Posté le 24 novembre 2025
par Camille PASCHAL
dans Matériaux

L’électrolyse de l’eau pour produire de l’hydrogène vert est en enjeu majeur pour la décarbonation. Mais cette synthèse n’est aujourd’hui réalisable qu’avec des catalyseurs composés de métaux rares. Pour pallier ce problème, des chercheurs du CNRS ont développé un nanotube dopé au fer.

Des chercheurs du CNRS au Laboratoire de Physique des Solides et de l’Institut de Chimie Physique (CNRS/Université Paris-Saclay) ont réussi à concevoir un matériau imitant la nature pour réaliser l’électrolyse de l’eau. Cette réaction décompose l’eau en ses constituants : l’hydrogène et l’oxygène. Un premier pas pour produire de l’hydrogène vert, carburant « décarboné ».

Pour leur matériau, les scientifiques se sont inspirés de l’imogolite, un minéral naturel de type argileux en forme de nanotube. Ils ont ensuite remplacé certains éléments chimiques de la structure par du fer. Pour Erwan Paineau, un des chercheurs de l’étude, « nous avons choisi d’utiliser des métaux de transition abondants et peu coûteux pour améliorer les propriétés optoélectroniques des nanotubes.
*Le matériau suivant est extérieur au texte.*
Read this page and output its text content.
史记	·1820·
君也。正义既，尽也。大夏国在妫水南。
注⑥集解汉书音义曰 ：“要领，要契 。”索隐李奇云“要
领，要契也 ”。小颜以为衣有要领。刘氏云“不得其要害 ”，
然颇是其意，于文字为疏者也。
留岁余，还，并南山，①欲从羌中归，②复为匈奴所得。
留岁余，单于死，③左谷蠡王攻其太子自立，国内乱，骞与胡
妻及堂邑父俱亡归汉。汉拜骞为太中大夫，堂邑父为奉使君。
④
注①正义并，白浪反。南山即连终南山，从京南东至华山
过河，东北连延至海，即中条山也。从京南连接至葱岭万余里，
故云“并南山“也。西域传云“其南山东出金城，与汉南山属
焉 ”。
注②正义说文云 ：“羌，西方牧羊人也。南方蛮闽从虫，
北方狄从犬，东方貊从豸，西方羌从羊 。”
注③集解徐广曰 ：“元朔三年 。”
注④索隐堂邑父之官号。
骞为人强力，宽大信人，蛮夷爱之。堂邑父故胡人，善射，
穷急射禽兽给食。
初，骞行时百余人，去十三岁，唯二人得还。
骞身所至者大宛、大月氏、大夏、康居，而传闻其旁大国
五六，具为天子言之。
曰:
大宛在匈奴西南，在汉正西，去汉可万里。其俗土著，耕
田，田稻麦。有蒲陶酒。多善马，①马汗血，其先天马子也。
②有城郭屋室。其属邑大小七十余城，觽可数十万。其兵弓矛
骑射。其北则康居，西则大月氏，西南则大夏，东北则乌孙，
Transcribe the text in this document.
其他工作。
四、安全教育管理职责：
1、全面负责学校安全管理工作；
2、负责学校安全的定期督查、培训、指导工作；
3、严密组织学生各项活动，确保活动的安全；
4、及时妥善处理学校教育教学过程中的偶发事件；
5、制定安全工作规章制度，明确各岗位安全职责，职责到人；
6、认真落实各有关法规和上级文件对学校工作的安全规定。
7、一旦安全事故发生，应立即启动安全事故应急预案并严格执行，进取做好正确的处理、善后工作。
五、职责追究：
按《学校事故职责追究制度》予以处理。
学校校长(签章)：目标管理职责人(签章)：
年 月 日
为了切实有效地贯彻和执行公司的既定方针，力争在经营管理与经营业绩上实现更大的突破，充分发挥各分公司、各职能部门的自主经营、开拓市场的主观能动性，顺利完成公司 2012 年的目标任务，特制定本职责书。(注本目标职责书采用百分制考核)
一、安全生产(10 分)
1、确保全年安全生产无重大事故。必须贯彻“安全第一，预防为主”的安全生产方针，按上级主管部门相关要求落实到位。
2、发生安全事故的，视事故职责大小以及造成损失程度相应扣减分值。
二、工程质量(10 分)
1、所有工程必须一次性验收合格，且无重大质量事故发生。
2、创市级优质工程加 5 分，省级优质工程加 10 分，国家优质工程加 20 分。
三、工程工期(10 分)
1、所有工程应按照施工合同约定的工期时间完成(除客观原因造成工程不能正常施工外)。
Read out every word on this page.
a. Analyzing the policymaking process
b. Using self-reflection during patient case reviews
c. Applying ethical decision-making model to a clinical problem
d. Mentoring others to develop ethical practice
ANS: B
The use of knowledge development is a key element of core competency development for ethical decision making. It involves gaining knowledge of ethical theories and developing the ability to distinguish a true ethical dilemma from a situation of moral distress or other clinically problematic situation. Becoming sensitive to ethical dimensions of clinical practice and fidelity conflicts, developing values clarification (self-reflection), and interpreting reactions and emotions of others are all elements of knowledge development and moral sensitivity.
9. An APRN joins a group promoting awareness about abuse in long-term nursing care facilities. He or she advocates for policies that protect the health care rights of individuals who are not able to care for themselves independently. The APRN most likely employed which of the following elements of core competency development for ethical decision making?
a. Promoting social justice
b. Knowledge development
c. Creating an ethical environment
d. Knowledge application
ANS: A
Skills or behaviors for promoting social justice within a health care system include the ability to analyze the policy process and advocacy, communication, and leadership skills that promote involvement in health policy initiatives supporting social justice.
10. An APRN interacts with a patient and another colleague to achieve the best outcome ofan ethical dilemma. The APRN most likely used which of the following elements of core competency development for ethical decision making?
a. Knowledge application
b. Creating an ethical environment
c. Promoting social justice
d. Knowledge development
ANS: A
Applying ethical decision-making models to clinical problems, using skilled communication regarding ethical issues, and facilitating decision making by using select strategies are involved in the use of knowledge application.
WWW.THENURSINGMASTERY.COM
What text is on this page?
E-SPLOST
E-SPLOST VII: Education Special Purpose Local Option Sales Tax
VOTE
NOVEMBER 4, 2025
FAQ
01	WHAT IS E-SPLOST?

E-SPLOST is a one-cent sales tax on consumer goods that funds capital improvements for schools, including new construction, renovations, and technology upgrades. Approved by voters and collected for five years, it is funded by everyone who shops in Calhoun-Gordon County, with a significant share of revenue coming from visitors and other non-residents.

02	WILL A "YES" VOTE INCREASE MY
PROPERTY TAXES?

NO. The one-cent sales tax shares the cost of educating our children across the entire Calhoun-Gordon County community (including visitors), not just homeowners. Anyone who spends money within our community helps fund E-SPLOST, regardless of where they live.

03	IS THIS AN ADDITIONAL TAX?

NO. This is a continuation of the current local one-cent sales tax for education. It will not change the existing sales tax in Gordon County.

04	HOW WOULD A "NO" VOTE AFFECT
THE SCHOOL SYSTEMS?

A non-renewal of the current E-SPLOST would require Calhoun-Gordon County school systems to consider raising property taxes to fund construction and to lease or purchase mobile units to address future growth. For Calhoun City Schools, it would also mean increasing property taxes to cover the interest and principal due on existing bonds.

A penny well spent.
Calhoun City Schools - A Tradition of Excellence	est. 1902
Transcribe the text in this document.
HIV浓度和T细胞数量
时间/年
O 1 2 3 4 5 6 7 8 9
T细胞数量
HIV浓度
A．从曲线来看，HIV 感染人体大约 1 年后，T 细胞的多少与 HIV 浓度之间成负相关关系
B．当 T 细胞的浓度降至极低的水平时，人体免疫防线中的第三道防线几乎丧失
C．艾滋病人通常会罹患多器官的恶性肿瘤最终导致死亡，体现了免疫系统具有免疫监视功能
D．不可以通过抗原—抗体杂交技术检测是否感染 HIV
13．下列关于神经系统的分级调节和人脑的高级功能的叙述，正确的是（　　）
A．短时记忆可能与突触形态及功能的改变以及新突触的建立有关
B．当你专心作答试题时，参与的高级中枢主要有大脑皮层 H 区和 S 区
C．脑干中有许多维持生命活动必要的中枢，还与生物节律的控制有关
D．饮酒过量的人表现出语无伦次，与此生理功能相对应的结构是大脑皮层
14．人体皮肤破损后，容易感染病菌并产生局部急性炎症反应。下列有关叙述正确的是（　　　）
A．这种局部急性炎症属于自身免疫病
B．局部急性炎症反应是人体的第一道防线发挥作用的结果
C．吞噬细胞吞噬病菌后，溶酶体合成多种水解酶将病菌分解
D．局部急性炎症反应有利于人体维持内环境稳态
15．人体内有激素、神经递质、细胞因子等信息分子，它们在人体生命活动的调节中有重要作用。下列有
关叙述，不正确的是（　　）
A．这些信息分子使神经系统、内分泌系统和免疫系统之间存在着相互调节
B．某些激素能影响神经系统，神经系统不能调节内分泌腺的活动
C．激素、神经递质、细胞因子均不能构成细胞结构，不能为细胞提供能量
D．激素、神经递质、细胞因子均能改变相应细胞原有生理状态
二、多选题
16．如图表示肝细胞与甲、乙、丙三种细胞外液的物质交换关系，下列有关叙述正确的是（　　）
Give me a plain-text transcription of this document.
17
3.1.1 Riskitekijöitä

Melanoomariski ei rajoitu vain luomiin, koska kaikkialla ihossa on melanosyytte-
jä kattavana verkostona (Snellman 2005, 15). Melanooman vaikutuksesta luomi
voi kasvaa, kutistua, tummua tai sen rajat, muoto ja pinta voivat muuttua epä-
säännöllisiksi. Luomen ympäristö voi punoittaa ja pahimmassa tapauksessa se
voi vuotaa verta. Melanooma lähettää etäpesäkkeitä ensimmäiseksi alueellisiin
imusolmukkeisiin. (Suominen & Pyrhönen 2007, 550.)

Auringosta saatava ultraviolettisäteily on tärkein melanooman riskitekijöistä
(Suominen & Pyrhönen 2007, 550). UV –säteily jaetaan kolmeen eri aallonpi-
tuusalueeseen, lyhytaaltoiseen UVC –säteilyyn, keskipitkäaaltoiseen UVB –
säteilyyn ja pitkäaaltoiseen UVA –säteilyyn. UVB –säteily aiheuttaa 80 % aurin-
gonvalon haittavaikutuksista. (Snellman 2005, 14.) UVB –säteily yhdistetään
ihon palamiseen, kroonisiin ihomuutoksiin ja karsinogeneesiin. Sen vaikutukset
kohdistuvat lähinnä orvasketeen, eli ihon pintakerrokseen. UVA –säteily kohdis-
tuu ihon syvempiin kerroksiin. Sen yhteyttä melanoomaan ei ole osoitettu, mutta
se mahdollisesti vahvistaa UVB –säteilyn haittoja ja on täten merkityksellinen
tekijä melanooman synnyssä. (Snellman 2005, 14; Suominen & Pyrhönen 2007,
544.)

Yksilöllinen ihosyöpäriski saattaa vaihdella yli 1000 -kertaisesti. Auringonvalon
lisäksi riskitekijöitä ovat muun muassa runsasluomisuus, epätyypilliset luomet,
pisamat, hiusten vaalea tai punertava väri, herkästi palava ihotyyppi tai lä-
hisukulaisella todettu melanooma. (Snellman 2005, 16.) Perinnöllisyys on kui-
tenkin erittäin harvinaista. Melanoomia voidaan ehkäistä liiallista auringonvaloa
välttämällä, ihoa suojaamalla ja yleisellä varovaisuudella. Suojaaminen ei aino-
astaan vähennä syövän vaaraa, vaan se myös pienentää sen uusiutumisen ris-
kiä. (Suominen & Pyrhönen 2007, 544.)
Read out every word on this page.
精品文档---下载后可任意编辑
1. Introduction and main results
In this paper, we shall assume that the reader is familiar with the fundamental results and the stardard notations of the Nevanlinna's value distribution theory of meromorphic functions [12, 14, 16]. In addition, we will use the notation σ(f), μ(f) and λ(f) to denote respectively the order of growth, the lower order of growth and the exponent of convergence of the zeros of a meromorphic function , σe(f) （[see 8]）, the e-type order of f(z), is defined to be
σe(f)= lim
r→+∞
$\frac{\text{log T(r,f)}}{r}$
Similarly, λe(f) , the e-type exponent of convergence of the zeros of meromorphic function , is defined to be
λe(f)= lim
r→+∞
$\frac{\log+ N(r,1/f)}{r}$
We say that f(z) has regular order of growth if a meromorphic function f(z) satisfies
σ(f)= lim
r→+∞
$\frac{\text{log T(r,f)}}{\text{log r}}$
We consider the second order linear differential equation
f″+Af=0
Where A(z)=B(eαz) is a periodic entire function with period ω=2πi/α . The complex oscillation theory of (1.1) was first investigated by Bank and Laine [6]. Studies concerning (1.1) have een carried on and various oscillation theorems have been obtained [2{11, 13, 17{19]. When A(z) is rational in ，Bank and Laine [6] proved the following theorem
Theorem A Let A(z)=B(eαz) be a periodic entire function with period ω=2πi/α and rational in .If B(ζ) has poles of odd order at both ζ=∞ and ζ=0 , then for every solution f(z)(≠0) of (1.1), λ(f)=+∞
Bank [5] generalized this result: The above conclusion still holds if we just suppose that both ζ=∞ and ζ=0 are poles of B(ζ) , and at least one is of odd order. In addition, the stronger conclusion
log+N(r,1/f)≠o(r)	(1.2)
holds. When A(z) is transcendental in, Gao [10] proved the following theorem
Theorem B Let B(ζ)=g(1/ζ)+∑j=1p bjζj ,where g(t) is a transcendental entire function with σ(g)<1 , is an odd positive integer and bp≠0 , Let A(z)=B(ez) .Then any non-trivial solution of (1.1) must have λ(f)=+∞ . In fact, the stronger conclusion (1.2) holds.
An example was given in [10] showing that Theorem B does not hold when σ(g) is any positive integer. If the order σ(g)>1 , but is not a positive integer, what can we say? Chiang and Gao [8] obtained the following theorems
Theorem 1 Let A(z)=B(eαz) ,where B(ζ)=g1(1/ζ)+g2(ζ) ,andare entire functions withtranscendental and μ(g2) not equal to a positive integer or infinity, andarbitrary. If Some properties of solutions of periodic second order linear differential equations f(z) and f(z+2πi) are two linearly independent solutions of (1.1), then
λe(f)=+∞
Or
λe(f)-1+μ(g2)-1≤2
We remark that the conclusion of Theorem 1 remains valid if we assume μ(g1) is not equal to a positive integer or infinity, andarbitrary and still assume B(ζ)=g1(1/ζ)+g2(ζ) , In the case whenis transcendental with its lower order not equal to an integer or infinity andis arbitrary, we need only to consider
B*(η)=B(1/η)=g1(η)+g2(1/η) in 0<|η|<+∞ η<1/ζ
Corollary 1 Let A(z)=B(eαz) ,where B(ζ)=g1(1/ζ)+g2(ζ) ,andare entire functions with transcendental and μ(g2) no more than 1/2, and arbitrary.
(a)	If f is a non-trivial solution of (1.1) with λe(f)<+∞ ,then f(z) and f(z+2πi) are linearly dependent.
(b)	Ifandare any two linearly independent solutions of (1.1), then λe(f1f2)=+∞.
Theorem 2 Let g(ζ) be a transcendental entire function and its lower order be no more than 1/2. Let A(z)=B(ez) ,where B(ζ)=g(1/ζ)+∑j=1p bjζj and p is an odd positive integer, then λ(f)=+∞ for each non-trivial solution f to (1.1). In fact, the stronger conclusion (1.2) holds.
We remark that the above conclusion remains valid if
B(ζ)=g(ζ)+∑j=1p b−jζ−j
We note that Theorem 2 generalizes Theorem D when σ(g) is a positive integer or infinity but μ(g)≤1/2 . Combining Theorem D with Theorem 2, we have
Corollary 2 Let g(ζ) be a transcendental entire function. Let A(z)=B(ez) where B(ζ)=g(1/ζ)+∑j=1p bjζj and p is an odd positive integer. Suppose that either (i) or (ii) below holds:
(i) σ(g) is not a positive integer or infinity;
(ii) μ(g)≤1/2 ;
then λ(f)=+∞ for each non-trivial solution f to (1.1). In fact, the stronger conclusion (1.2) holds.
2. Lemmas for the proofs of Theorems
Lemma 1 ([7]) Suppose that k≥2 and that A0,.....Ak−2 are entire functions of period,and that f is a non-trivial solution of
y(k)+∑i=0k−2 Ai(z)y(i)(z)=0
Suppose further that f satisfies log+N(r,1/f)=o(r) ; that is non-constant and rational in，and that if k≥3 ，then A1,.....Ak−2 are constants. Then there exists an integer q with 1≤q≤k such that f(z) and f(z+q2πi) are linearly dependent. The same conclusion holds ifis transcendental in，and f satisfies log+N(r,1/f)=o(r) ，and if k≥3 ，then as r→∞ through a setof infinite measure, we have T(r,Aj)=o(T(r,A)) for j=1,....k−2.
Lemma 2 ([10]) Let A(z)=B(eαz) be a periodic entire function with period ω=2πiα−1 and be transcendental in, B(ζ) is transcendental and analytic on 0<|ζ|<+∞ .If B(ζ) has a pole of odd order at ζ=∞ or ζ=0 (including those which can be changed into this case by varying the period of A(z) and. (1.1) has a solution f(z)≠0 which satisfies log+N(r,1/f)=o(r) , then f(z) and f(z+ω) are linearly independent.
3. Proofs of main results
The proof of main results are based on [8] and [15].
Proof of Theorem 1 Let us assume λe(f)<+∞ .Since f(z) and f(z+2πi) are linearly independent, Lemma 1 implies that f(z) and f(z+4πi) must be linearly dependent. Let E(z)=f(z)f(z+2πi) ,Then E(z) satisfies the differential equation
La littérature montrait qu’il était possible d’insérer du fer dans ces nanotubes. Quelques recherches suggéraient l’effet bénéfique des sites Fe dans l’imogolite dopée pour les applications électrocatalytiques, lesquelles n’avaient à ce jour pas été analysées en profondeur ». L’addition du fer dans la structure est réalisée via une synthèse hydrothermale en une étape. C’est-à-dire que les précurseurs chimiques sont placés en solution aqueuse et chauffés sous pression dans un autoclave. Cette étape permet d’intégrer de manière homogène le fer, lors de la croissance des nanotubes.

Un hydrogène vert

L’électrolyse de l’eau, et notamment pour obtenir de l’hydrogène vert, est un défi majeur dans un contexte de réduction des émissions de carbone. Aujourd’hui cette réaction nécessite des catalyseurs à base de métaux rares comme l’iridium ou le ruthénium. Développer une alternative à moindre prix représente un enjeu important. « Notre étude est une preuve de concept du potentiel de ces nanotubes dopés pour l’électrocatalyse. Nous n’avons pas fait d’analyse de coûts par rapport aux autres catalyseurs actuellement utilisés sur le marché », explique Erwan Paineau. Toutefois, le prix de ce catalyseur reste élevé puisqu’il contient du germanium, mais qui, à terme, pourrait être remplacé par du silicium, moins onéreux. Il poursuit : « Les avantages sont avant tout l’absence de métaux nobles ou de ressources critiques, sauf pour le germanium. L’efficacité sur les tests électrocatalytiques montre que notre matériau est meilleur que l’oxyde d’iridium, servant de référence dans le domaine. Il existe d’autres matériaux plus performants pour l’électrolyse de l’eau, mais qui emploient du cobalt et/ou du nickel, deux ressources critiques ».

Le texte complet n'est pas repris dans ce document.